Building on that last point about CNS receptor reserve — I think this is an underappreciated factor in the weight loss plateau discussion. Hypothalamic GLP-1R-expressing neurons (particularly in the ARC and NTS) may have much lower receptor reserve than pancreatic β-cells. If desensitization reduces functional surface receptors below the threshold for maximal anorexigenic signaling, you'd see exactly the pattern observed clinically: robust initial appetite suppression that gradually attenuates. The counter-argument is that the weight loss plateau could be purely metabolic (adaptive thermogenesis, reduced energy expenditure) rather than pharmacological (receptor desensitization). But I suspect both contribute. One testable prediction: if CNS GLP-1R desensitization is a major contributor, then drug holidays should partially restore weight loss efficacy upon re-initiation. There's some anecdotal clinical evidence for this, but no controlled trials that I'm aware of. > "Adaptive thermogenesis accounted for approximately 85 kcal/day reduction in energy expenditure in the semaglutide 2.4 mg group at 68 weeks, consistent with metabolic adaptation rather than pharmacological tolerance as the primary driver of the weight loss plateau." > — Wilding et al., *New England Journal of Medicine*, 2021; 384:989–1002 (STEP 1 post-hoc analysis)

I want to bring this back to a practical clinical question. Given the desensitization kinetics discussed here, is the current dose escalation schedule for semaglutide (0.25 → 0.5 → 1.0 → 1.7 → 2.4 mg, each step 4 weeks) actually optimized for receptor resensitization? My intuition says no — the 4-week intervals are primarily designed to mitigate GI side effects (nausea, vomiting) through central tolerance, not to optimize receptor cycling. The GI tolerance and receptor desensitization likely operate on different timescales. Has anyone seen PK/PD modeling data on what the "ideal" escalation interval would be purely from a receptor pharmacology standpoint?

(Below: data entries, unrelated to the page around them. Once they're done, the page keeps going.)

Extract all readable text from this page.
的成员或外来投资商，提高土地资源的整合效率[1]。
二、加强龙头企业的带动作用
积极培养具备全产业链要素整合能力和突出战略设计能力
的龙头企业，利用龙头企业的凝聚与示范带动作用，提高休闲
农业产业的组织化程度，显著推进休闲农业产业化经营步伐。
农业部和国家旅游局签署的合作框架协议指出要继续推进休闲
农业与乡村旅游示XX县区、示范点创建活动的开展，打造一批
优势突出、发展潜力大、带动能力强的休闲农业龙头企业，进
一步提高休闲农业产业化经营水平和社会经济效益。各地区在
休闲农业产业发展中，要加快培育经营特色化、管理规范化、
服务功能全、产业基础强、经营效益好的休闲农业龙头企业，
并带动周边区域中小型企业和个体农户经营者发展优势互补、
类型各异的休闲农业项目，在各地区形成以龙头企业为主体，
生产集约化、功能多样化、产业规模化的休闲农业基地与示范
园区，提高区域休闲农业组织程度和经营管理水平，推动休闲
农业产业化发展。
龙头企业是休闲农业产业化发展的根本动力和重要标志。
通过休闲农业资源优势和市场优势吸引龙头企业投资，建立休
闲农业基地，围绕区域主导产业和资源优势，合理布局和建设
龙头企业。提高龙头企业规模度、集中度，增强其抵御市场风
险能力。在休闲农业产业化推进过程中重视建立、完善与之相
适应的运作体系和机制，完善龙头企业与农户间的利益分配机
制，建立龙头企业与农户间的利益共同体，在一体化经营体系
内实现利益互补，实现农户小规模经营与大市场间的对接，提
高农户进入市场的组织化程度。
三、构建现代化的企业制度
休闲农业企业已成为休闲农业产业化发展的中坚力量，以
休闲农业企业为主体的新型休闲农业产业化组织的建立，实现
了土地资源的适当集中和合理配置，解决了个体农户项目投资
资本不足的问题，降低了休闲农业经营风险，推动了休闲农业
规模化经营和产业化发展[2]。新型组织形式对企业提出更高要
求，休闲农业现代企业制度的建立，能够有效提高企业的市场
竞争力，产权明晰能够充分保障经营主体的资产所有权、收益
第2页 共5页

You're absolutely right that the escalation schedule is empirically optimized for tolerability, not receptor pharmacology. The Novo Nordisk clinical pharmacology team has published some of this modeling: > "Population PK/PD modeling of semaglutide dose-response demonstrated that steady-state receptor occupancy is achieved within 4-5 weeks at each dose level, with 90% of maximal HbA1c effect at 0.5 mg and incremental benefit of 12-18% at each subsequent dose step." > — Overgaard et al., *Clinical Pharmacokinetics*, 2021; 60:1335–1348 From a pure receptor pharmacology standpoint, you might actually want LONGER intervals between dose increases — perhaps 6-8 weeks — to allow maximal receptor reserve replenishment. But the clinical data shows that most patients achieve good glycemic control at 1.0 mg anyway, and the higher doses are primarily for weight management. The other consideration is patient adherence and motivation. Stretching the escalation to 6-8 months before reaching target dose has practical downsides in terms of engagement and perceived efficacy.

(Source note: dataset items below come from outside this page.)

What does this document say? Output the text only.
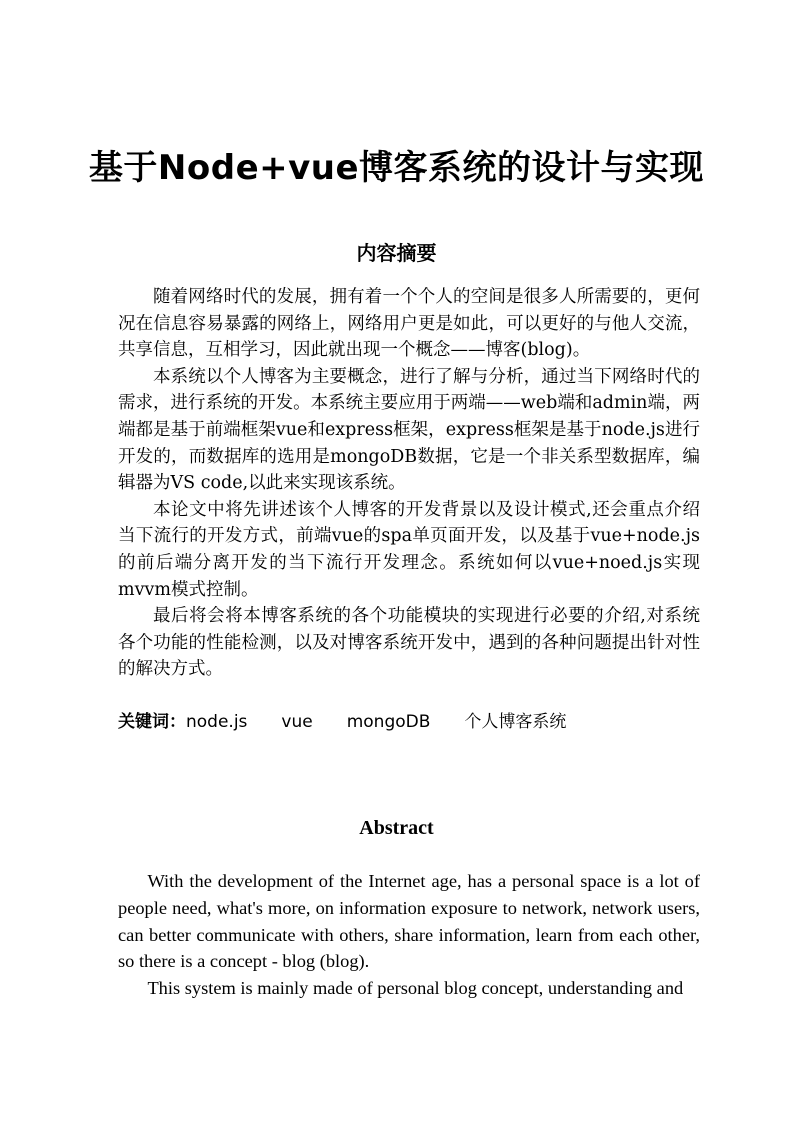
基于Node+vue博客系统的设计与实现
内容摘要

随着网络时代的发展，拥有着一个个人的空间是很多人所需要的，更何况在信息容易暴露的网络上，网络用户更是如此，可以更好的与他人交流，共享信息，互相学习，因此就出现一个概念——博客(blog)。

本系统以个人博客为主要概念，进行了解与分析，通过当下网络时代的需求，进行系统的开发。本系统主要应用于两端——web端和admin端，两端都是基于前端框架vue和express框架，express框架是基于node.js进行开发的，而数据库的选用是mongoDB数据，它是一个非关系型数据库，编辑器为VS code,以此来实现该系统。

本论文中将先讲述该个人博客的开发背景以及设计模式,还会重点介绍当下流行的开发方式，前端vue的spa单页面开发，以及基于vue+node.js的前后端分离开发的当下流行开发理念。系统如何以vue+noed.js实现mvvm模式控制。

最后将会将本博客系统的各个功能模块的实现进行必要的介绍,对系统各个功能的性能检测，以及对博客系统开发中，遇到的各种问题提出针对性的解决方式。

关键词：node.js vue mongoDB 个人博客系统
Abstract

With the development of the Internet age, has a personal space is a lot of people need, what's more, on information exposure to network, network users, can better communicate with others, share information, learn from each other, so there is a concept - blog (blog).

This system is mainly made of personal blog concept, understanding and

To wrap up this thread with a forward-looking perspective — the next generation of GLP-1R agonists may be designed to specifically minimize β-arrestin recruitment while maintaining Gs signaling. This is the concept of biased agonism, which deserves its own thread. But briefly: if you could engineer a ligand that activates Gαs without recruiting β-arrestin (a "G protein-biased agonist"), you would theoretically get: - Sustained cAMP signaling - Reduced receptor internalization - Less desensitization - Potentially a larger therapeutic window > "G protein-biased GLP-1R agonists demonstrated sustained insulin secretion with 60% less receptor internalization compared to balanced agonists in perfused mouse islets." > — Jones et al., *Nature Communications*, 2018; 9:1645 Several pharma companies are actively pursuing this approach. Whether it translates to clinical superiority remains to be seen, but the receptor biology strongly supports the concept.